Some of these Kentucky Indian fighters had fought alongside Governor John Sevier, an infamous Indian killer, who is credited with having coined 'nits make lice'; the same phrase used by Colonel Chivington, summarizing a certain mindset before the massacre at Sand Creek, Colorado in 1864.  Although the tragic butchery at Yahoo falls was not unique or extraordinary in the history of  western settlement, most Americans know nothing about it and very little about other similar events. Such genocidal actions continued for most of the nineteenth century. Gregory's men killed elders, raped women and younger female children of all ages, and cut bellies open.  Altogether, they senselessly murdered and scalped over 100 Chickamaugan Cherokee women and children that had begged for their lives.

Later that morning, Cornblossom who was travelling behind with a separate party, approached the great rockhouse with her children. As they came closer to the falls area, it is said a hawk flew above them and lit in a nearby tree in a way that told the Princess something was wrong. The Cherokee were especially sensitive to the spirit power expressed in birds. The party anxiously pushed onward to get the children to the falls and safety. Arriving at the entrance area, she found Jake and the front guards brutally scalped. Leaving the children there with some women, Cornblossom, her son War Chief Peter Troxell, Red Bird, and their party of warriors rushed to the Falls where some of Gregory's gang still going at it. Cornblossom screams to her warriors to kill these animals. Peter Troxell died underneath the falls and his mother suffered an agonizing gunshot injury.

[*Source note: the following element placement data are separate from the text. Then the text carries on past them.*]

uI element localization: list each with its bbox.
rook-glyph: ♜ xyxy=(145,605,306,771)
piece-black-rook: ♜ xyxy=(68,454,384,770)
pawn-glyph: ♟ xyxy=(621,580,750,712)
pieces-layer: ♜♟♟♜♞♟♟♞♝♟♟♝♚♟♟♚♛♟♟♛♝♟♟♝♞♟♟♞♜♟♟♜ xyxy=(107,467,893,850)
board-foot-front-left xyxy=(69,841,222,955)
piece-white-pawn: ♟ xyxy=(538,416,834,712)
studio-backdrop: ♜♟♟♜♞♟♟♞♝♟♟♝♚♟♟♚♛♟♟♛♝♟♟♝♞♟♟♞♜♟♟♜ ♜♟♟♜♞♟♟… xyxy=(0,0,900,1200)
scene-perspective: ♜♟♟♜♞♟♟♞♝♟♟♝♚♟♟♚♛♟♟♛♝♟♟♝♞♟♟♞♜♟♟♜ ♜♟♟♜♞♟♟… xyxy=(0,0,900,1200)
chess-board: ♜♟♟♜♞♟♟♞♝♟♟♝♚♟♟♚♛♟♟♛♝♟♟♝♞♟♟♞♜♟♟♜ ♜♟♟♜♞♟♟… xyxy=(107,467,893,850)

Two days later this wound ended Cornblossom's life.  It is said that her last words were,  "We Are Not Conquered Yet ... Remember My Children .... Remember My People".

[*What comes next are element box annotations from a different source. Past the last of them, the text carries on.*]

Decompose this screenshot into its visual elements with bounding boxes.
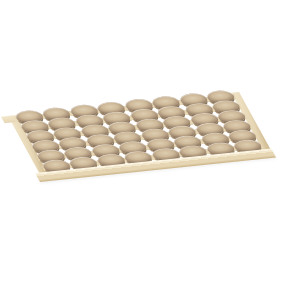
slatted-bed-base	[8, 92, 275, 182]
product-photo-canvas	[0, 0, 284, 284]
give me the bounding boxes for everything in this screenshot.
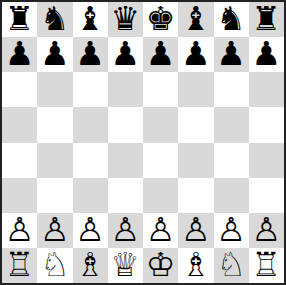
piece-white-pawn[interactable]: ♙ — [111, 213, 141, 246]
square-d4[interactable] — [108, 143, 143, 178]
square-f1[interactable]: ♗ — [178, 248, 213, 283]
square-h4[interactable] — [249, 143, 284, 178]
square-c4[interactable] — [73, 143, 108, 178]
piece-white-rook[interactable]: ♖ — [5, 248, 35, 281]
piece-white-pawn[interactable]: ♙ — [216, 213, 246, 246]
square-f3[interactable] — [178, 178, 213, 213]
square-a7[interactable]: ♟ — [2, 37, 37, 72]
piece-black-pawn[interactable]: ♟ — [146, 37, 176, 70]
square-e4[interactable] — [143, 143, 178, 178]
square-a4[interactable] — [2, 143, 37, 178]
piece-black-pawn[interactable]: ♟ — [252, 37, 282, 70]
square-b1[interactable]: ♘ — [37, 248, 72, 283]
piece-black-pawn[interactable]: ♟ — [111, 37, 141, 70]
piece-white-knight[interactable]: ♘ — [216, 248, 246, 281]
square-a2[interactable]: ♙ — [2, 213, 37, 248]
square-f7[interactable]: ♟ — [178, 37, 213, 72]
square-a3[interactable] — [2, 178, 37, 213]
square-d2[interactable]: ♙ — [108, 213, 143, 248]
square-g5[interactable] — [214, 107, 249, 142]
square-h6[interactable] — [249, 72, 284, 107]
piece-black-bishop[interactable]: ♝ — [181, 2, 211, 35]
square-a6[interactable] — [2, 72, 37, 107]
square-c1[interactable]: ♗ — [73, 248, 108, 283]
chess-board: ♜♞♝♛♚♝♞♜♟♟♟♟♟♟♟♟♙♙♙♙♙♙♙♙♖♘♗♕♔♗♘♖ — [0, 0, 286, 285]
square-e5[interactable] — [143, 107, 178, 142]
square-g8[interactable]: ♞ — [214, 2, 249, 37]
piece-white-pawn[interactable]: ♙ — [146, 213, 176, 246]
square-h1[interactable]: ♖ — [249, 248, 284, 283]
piece-white-pawn[interactable]: ♙ — [5, 213, 35, 246]
square-e1[interactable]: ♔ — [143, 248, 178, 283]
square-d8[interactable]: ♛ — [108, 2, 143, 37]
square-e6[interactable] — [143, 72, 178, 107]
square-b3[interactable] — [37, 178, 72, 213]
piece-white-rook[interactable]: ♖ — [252, 248, 282, 281]
piece-black-bishop[interactable]: ♝ — [75, 2, 105, 35]
square-d1[interactable]: ♕ — [108, 248, 143, 283]
piece-black-pawn[interactable]: ♟ — [5, 37, 35, 70]
square-h3[interactable] — [249, 178, 284, 213]
piece-white-pawn[interactable]: ♙ — [252, 213, 282, 246]
square-h5[interactable] — [249, 107, 284, 142]
square-c7[interactable]: ♟ — [73, 37, 108, 72]
square-a1[interactable]: ♖ — [2, 248, 37, 283]
piece-black-pawn[interactable]: ♟ — [216, 37, 246, 70]
square-d3[interactable] — [108, 178, 143, 213]
square-f8[interactable]: ♝ — [178, 2, 213, 37]
square-c6[interactable] — [73, 72, 108, 107]
square-b6[interactable] — [37, 72, 72, 107]
square-a8[interactable]: ♜ — [2, 2, 37, 37]
square-g7[interactable]: ♟ — [214, 37, 249, 72]
piece-black-rook[interactable]: ♜ — [252, 2, 282, 35]
square-b5[interactable] — [37, 107, 72, 142]
square-g6[interactable] — [214, 72, 249, 107]
square-c8[interactable]: ♝ — [73, 2, 108, 37]
square-e2[interactable]: ♙ — [143, 213, 178, 248]
piece-black-pawn[interactable]: ♟ — [181, 37, 211, 70]
piece-black-king[interactable]: ♚ — [146, 2, 176, 35]
piece-white-bishop[interactable]: ♗ — [181, 248, 211, 281]
piece-white-bishop[interactable]: ♗ — [75, 248, 105, 281]
square-g2[interactable]: ♙ — [214, 213, 249, 248]
square-d7[interactable]: ♟ — [108, 37, 143, 72]
square-d5[interactable] — [108, 107, 143, 142]
square-a5[interactable] — [2, 107, 37, 142]
piece-black-pawn[interactable]: ♟ — [40, 37, 70, 70]
square-h8[interactable]: ♜ — [249, 2, 284, 37]
square-g3[interactable] — [214, 178, 249, 213]
square-e3[interactable] — [143, 178, 178, 213]
piece-black-knight[interactable]: ♞ — [216, 2, 246, 35]
piece-white-pawn[interactable]: ♙ — [75, 213, 105, 246]
square-f2[interactable]: ♙ — [178, 213, 213, 248]
square-g1[interactable]: ♘ — [214, 248, 249, 283]
square-b4[interactable] — [37, 143, 72, 178]
piece-white-queen[interactable]: ♕ — [111, 248, 141, 281]
piece-white-king[interactable]: ♔ — [146, 248, 176, 281]
square-e7[interactable]: ♟ — [143, 37, 178, 72]
piece-white-pawn[interactable]: ♙ — [40, 213, 70, 246]
square-h7[interactable]: ♟ — [249, 37, 284, 72]
piece-white-pawn[interactable]: ♙ — [181, 213, 211, 246]
square-c5[interactable] — [73, 107, 108, 142]
square-f5[interactable] — [178, 107, 213, 142]
piece-black-rook[interactable]: ♜ — [5, 2, 35, 35]
square-e8[interactable]: ♚ — [143, 2, 178, 37]
square-f4[interactable] — [178, 143, 213, 178]
piece-black-knight[interactable]: ♞ — [40, 2, 70, 35]
square-b7[interactable]: ♟ — [37, 37, 72, 72]
square-c2[interactable]: ♙ — [73, 213, 108, 248]
square-b8[interactable]: ♞ — [37, 2, 72, 37]
square-h2[interactable]: ♙ — [249, 213, 284, 248]
piece-black-queen[interactable]: ♛ — [111, 2, 141, 35]
piece-white-knight[interactable]: ♘ — [40, 248, 70, 281]
square-b2[interactable]: ♙ — [37, 213, 72, 248]
square-g4[interactable] — [214, 143, 249, 178]
piece-black-pawn[interactable]: ♟ — [75, 37, 105, 70]
square-f6[interactable] — [178, 72, 213, 107]
square-c3[interactable] — [73, 178, 108, 213]
square-d6[interactable] — [108, 72, 143, 107]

This massacre essentially destroyed the Chickamaugan Cherokee from southwest Kentucky to Knoxville. With no powerful leaders left in Kentucky and the Cumberland Plateau, many Cherokee decided to leave the area in fear of the whites, while others sought isolation by hiding in the hills. The settlers who comprised the Kentucky and Tennessee militias considered this affair the last of the resistance movement of the Kentucky and northern Tennessee Cherokees. This was the year Captain Black Fox finally decided to move his people to Arkansas where, hopefully, they could pursue a new life in peace.
 

But one who would not ever leave the region was Little Jake, youngest son of Jake and Cornblossom. He had arrived with his mother late that morning and helped kill a few of Gregory's men. It was an experience he would never forget. Little Jake grew up and became a famous renegade, terrorizing settlers in the Big South Fork area for years.